Brand-name drugmakers have been accused of blocking generic competition by methods such as delaying the filing of patents to extend their protection. President Joe Biden’s signature legislation, the Inflation Reduction Act, tries to address pharmaceutical affordability by making prices for drugs that have been on the market for years without generic equivalents eligible for negotiation through Medicare, the health program for the elderly.

One tactic for keeping generics off the market involves a publication called the Orange Book, which lists every FDA-approved drug as well as many patents filed in relation to each drug, the lawmakers wrote.

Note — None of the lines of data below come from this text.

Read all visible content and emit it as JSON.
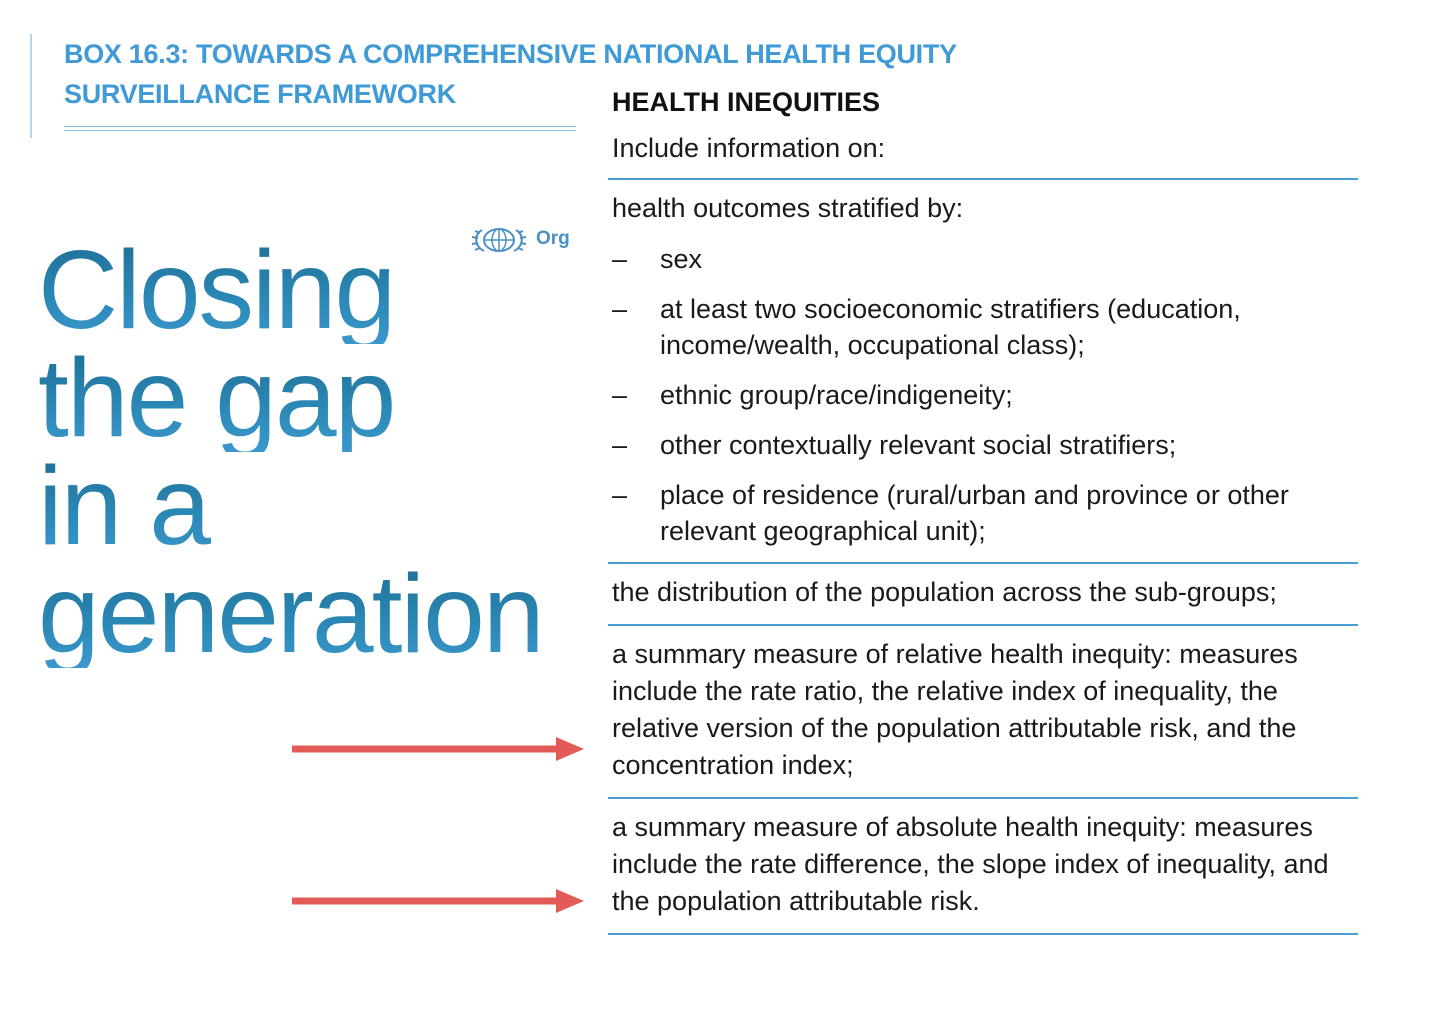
{
  "box": {
    "title": "BOX 16.3: TOWARDS A COMPREHENSIVE NATIONAL HEALTH EQUITY SURVEILLANCE FRAMEWORK"
  },
  "cover": {
    "emblem_text": "Org",
    "title_lines": [
      "Closing",
      "the gap",
      "in a",
      "generation"
    ]
  },
  "health_inequities": {
    "heading": "HEALTH INEQUITIES",
    "intro": "Include information on:",
    "outcomes_heading": "health outcomes stratified by:",
    "stratifiers": [
      "sex",
      "at least two socioeconomic stratifiers (education, income/wealth, occupational class);",
      "ethnic group/race/indigeneity;",
      "other contextually relevant social stratifiers;",
      "place of residence (rural/urban and province or other relevant geographical unit);"
    ],
    "distribution": "the distribution of the population across the sub-groups;",
    "relative_measure": "a summary measure of relative health inequity: measures include the rate ratio, the relative index of inequality, the relative version of the population attributable risk, and the concentration index;",
    "absolute_measure": "a summary measure of absolute health inequity: measures include the rate difference, the slope index of inequality, and the population attributable risk."
  },
  "colors": {
    "heading_blue": "#3f9ad5",
    "rule_blue": "#4a9ed6",
    "arrow_red": "#e35b56"
  }
}
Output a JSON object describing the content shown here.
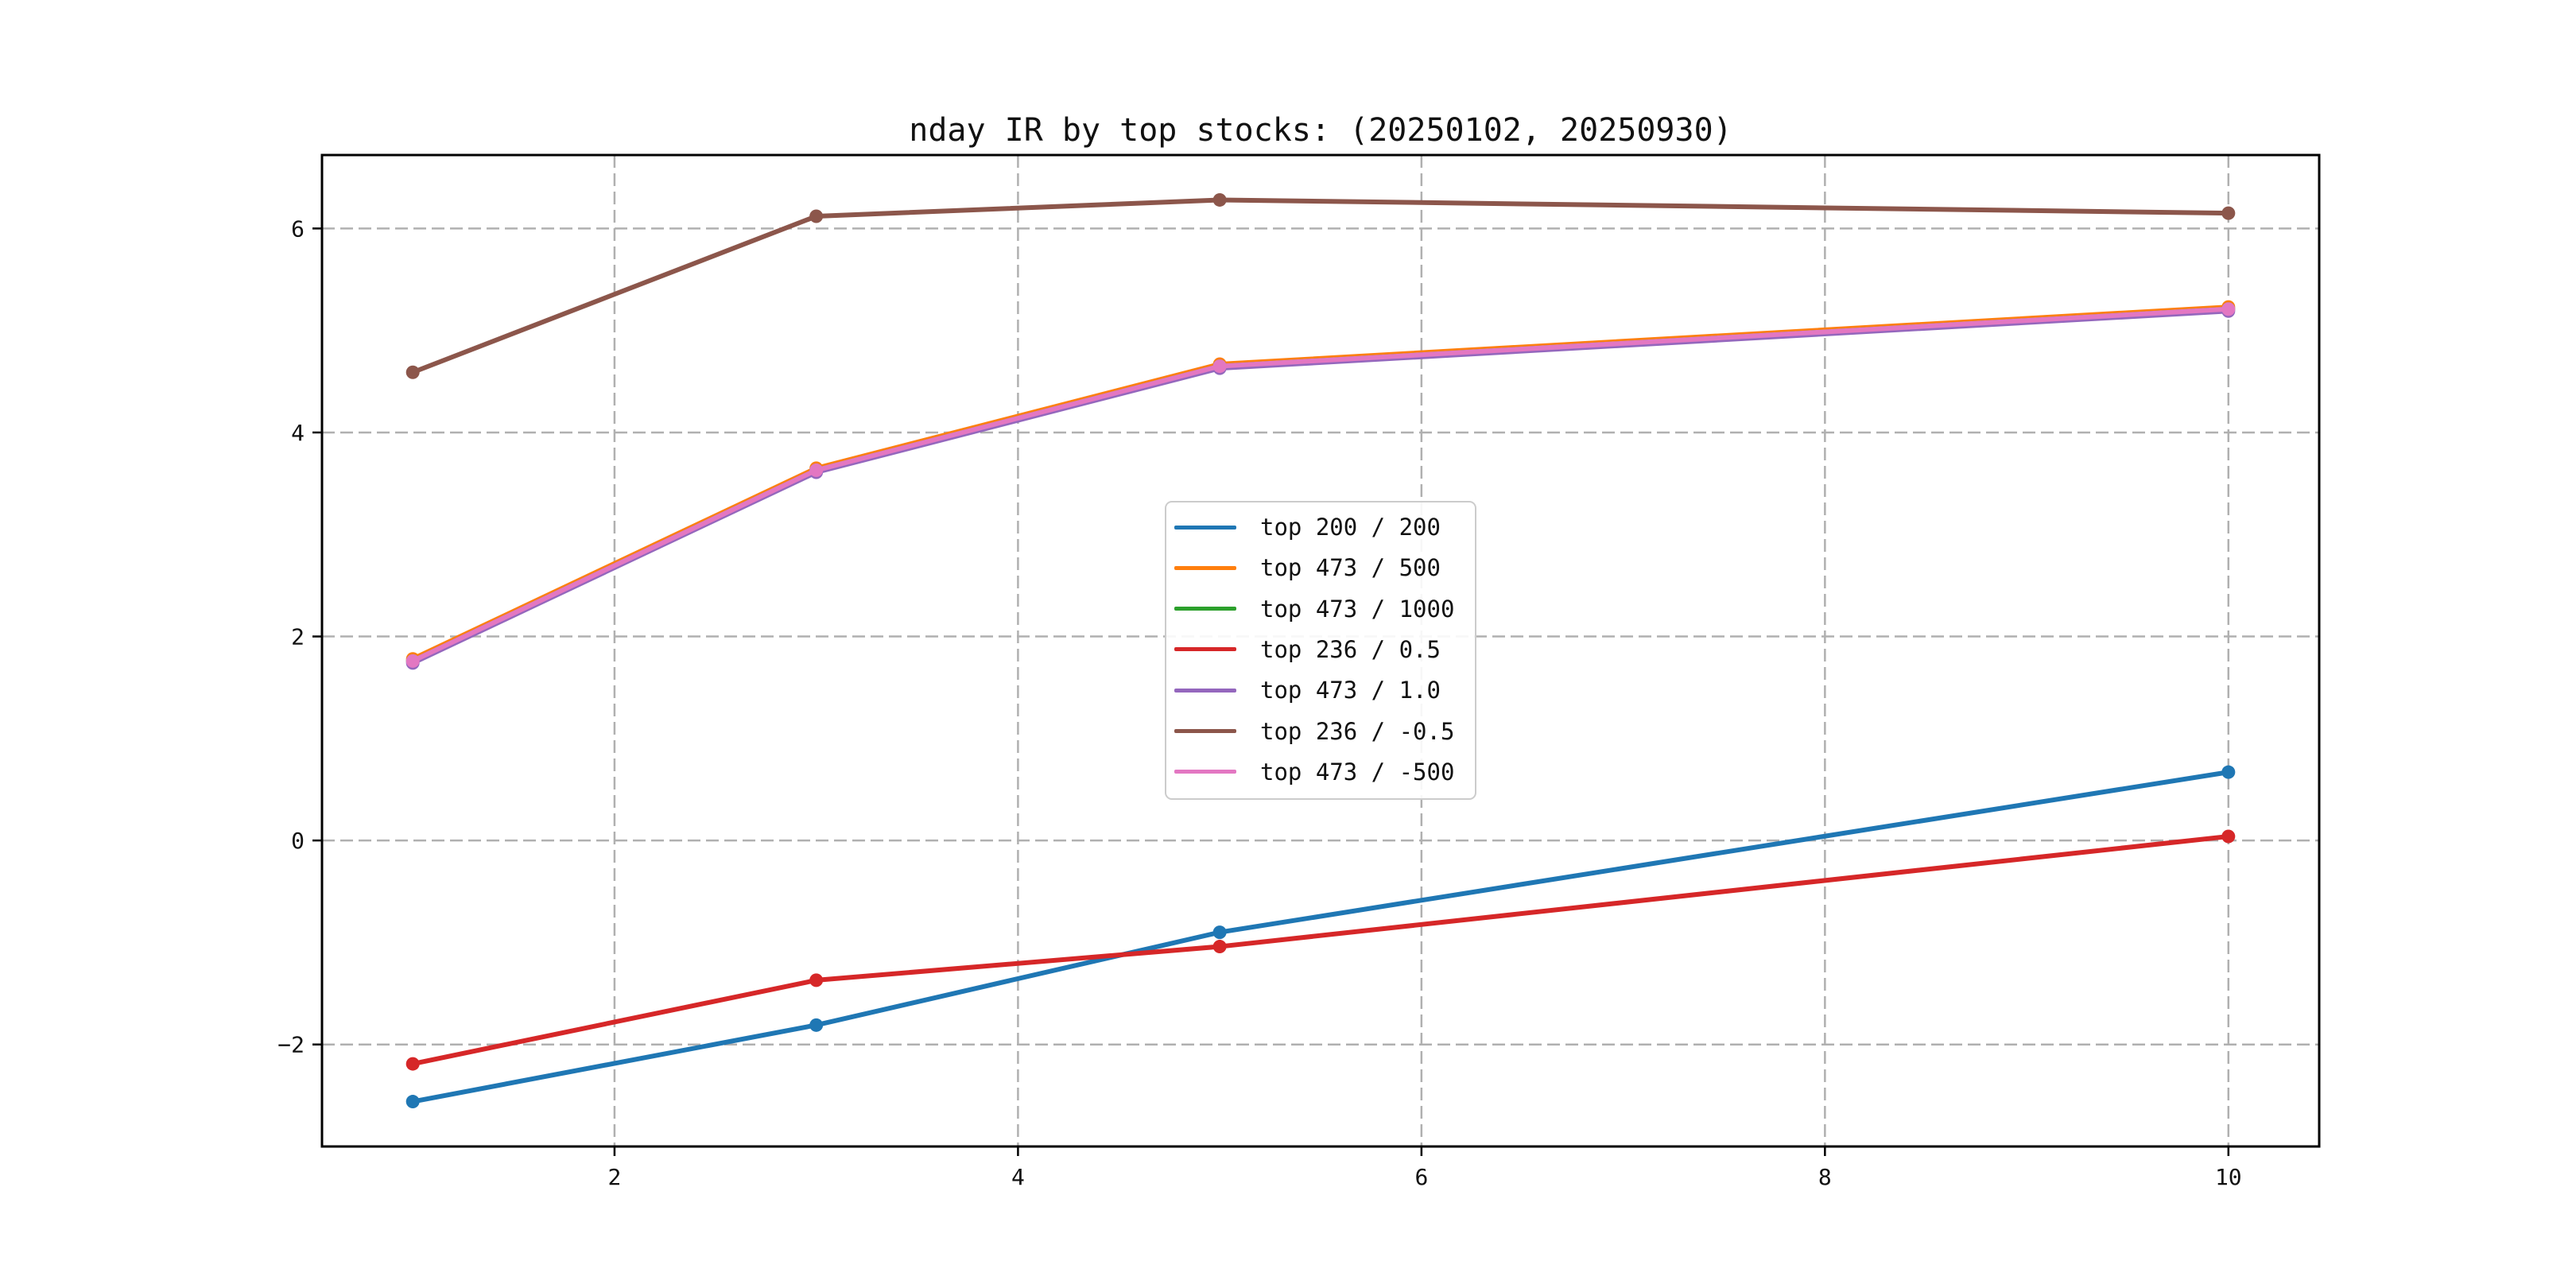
{
  "figure": {
    "background": "#ffffff",
    "spine_color": "#000000",
    "text_color": "#111111"
  },
  "chart_data": {
    "type": "line",
    "title": "nday IR by top stocks: (20250102, 20250930)",
    "xlabel": "",
    "ylabel": "",
    "x": [
      1,
      3,
      5,
      10
    ],
    "series": [
      {
        "name": "top 200 / 200",
        "color": "#1f77b4",
        "values": [
          -2.56,
          -1.81,
          -0.9,
          0.67
        ]
      },
      {
        "name": "top 473 / 500",
        "color": "#ff7f0e",
        "values": [
          1.78,
          3.65,
          4.67,
          5.23
        ]
      },
      {
        "name": "top 473 / 1000",
        "color": "#2ca02c",
        "values": [
          1.76,
          3.63,
          4.65,
          5.21
        ]
      },
      {
        "name": "top 236 / 0.5",
        "color": "#d62728",
        "values": [
          -2.19,
          -1.37,
          -1.04,
          0.04
        ]
      },
      {
        "name": "top 473 / 1.0",
        "color": "#9467bd",
        "values": [
          1.74,
          3.61,
          4.63,
          5.19
        ]
      },
      {
        "name": "top 236 / -0.5",
        "color": "#8c564b",
        "values": [
          4.59,
          6.12,
          6.28,
          6.15
        ]
      },
      {
        "name": "top 473 / -500",
        "color": "#e377c2",
        "values": [
          1.76,
          3.63,
          4.65,
          5.21
        ]
      }
    ],
    "xticks": [
      2,
      4,
      6,
      8,
      10
    ],
    "yticks": [
      -2,
      0,
      2,
      4,
      6
    ],
    "xlim": [
      0.55,
      10.45
    ],
    "ylim": [
      -3.0,
      6.72
    ],
    "grid": true,
    "grid_style": "dashed",
    "grid_color": "#b0b0b0",
    "legend_position": "center",
    "marker": "o"
  }
}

The Orange Book, which is public, can be used by generic-drug companies to determine when they might file for approval of their copycat versions of brand-name drugs. Approval is often sought before all the corresponding patents have expired. But if a generic maker is sued by the maker of name-brand drugs based on any patents listed in the Orange Book, there’s automatically a 30-month stay on the FDA’s ability to approve the generic version.

The FDA should be more strict about the patents it lets drugmakers list in the Orange Book, given it currently does minimal oversight, the lawmakers wrote.

The FDA should share more information on drug development with the US Patent and Trademark Office so that agency can determine if pharmaceutical companies are using patents anti-competitively, according to Warren and Jayapal. The legislators offered recommendations for steps the FDA could take to lower pharmaceutical costs for consumers and requested a briefing by Sept. 13.